On Aug. 28, 1963, I was one of more than a quarter of a million people in the now-famous March on Washington for Jobs and Freedom. I was 17, and as magical as that day was, I recall that it was very controversial. On Aug. 28, 2008, I watched an African American accepting the Democratic Party nomination for President of the United States.
But as hopeful and personally satisfying as this historic moment is, the presidential campaign of Barack Obama also exposes undercurrents of residual racism that most white people don't normally notice.
Race has been a topic on stage for these 40 years and more, in lots of different ways, employing different styles with different effects. The Lorraine Hansberry family drama of the 1950s stressed universality, evoking empathy. The in-your-face, up-against-the-wall confrontations of the ’60s were shocking, which opened eyes but also provoked some defensive white anger. These styles exposed the problem of how to deal honestly with the facts of racism without driving the wedge deeper between the races.
New strategies emerged in the comedy of Richard Pryor and the plays of August Wilson: using comfortable forms (traditional theatre, stand-up comedy) and showcasing cultural style (music, humor, ways of talking, etc.) but with clear evocation of the costs and realities of racism.
But over the years, as racial discrimination became less overt and less visible to whites, and pious lip service as well as sincere commitment to color blindness became standard, the realities of racism have receded from public dialogue. The racism playing out in the current presidential campaign for instance, is at the "dog whistle" level: frequencies heard and understood only by racists and their victims.

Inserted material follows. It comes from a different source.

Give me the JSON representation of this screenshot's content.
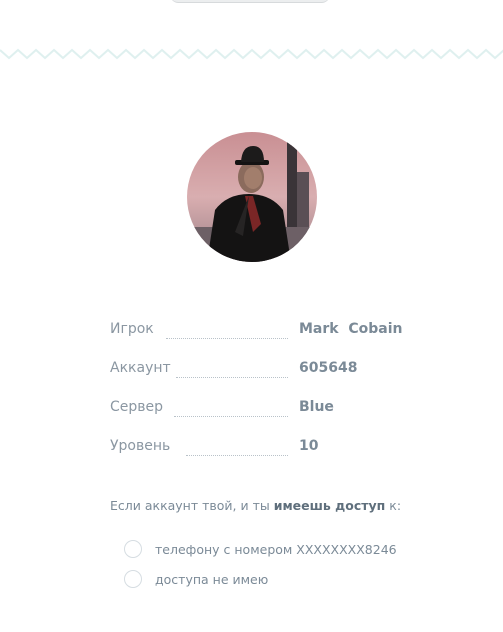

All of these pose problems and possible strategies for an on-stage attempt to deal with race in 2008, such as Color Struck, a one-person show by Donald Lacy, up from Oakland for a couple of performances recently at the Arcata Playhouse. (The show may return to Humboldt in the spring.)
Lacy has a formidable resume. He's acted in films by Francis Ford Coppola and Taylor Bickford, and in plays by August Wilson, Brecht and Octavio Solis. He's directed and written plays, including The Loudest Scream You'll Never Hear, about the Atlanta child murders. He's written for TV, and he's a stand-up comic, with appearances on HBO and BET. He's a radio broadcaster -- you can hear him on the web at KPO.com. He's received accolades for his humanitarian work in the Bay Area, and he's had what I consider a major dream job: the Voice of the Harlem Globetrotters for a 75-city tour.
He brings all this experience and all these skills to bear in Color Struck. Lacy uses music, dance and projected images to evoke style (hairstyles from the conked ’40s, the processed ’50s, through the Afro-Sheen ’70s to today's dreads) and shared experience (TV shows, family life) along with his own discoveries of racism and theories about it. He had the additional problem of being a light-skinned African American, in a black Oakland neighborhood that abutted white San Leandro.
This personal review touches upon topics like the Black Panthers, Rodney King, OJ and Katrina, as well as black grandmothers, the symbolism of King Kong and the images of black lynchings in the not too distant past.
The show (directed by Michael Torres, with music and sound by Tommy Shepherd) uses radio to organize the content in a couple of ways. Lacy is introduced at the radio microphone in silhouette, and he seems to change subjects in his monologue according to songs we all hear as if randomly from the radio.
The strategies of humorous recollection up against pathos and tragedy deftly evoke the human costs of racism, with that quick dose of shock that makes the moment memorable, although (if I understood one person in the Q & A after the show I saw) some white people can still feel attacked. But older audiences of any race could relate to aspects of common culture now gone (including the kind of middle-class factory jobs his parents had: his father at RCA, his mother at Western Electric). Younger audiences learn history they may never have heard.
It's worth celebrating that while our society is getting more diverse, race matters less to young people. Those facts don't necessarily go together. But this brings with it an embarrassed but damaging silence on racism that still does exist. Lacy's show is one of the few opportunities to bring these realities to light, and it does so effectively, while being an entertaining piece of theatre.
Coming Up: North Coast Rep opens its new season on Thursday, Sept. 18, with Shakespeare's The Merry Wives of Windsor (www.ncrt.net). Also beginning on the 18th, for one weekend only, HSU Theatre presents a staged reading of Fire-Bringer by Judy GeBauer, directed by Dan Stone. It's about a small community battling a forest fire (HSUstage.blogspot.com).
Later this month, Arcata Playhouse hosts the Ghost Road Company of Los Angeles, performing the first part of its Oresteia trilogy, before its formal premiere in Hollywood.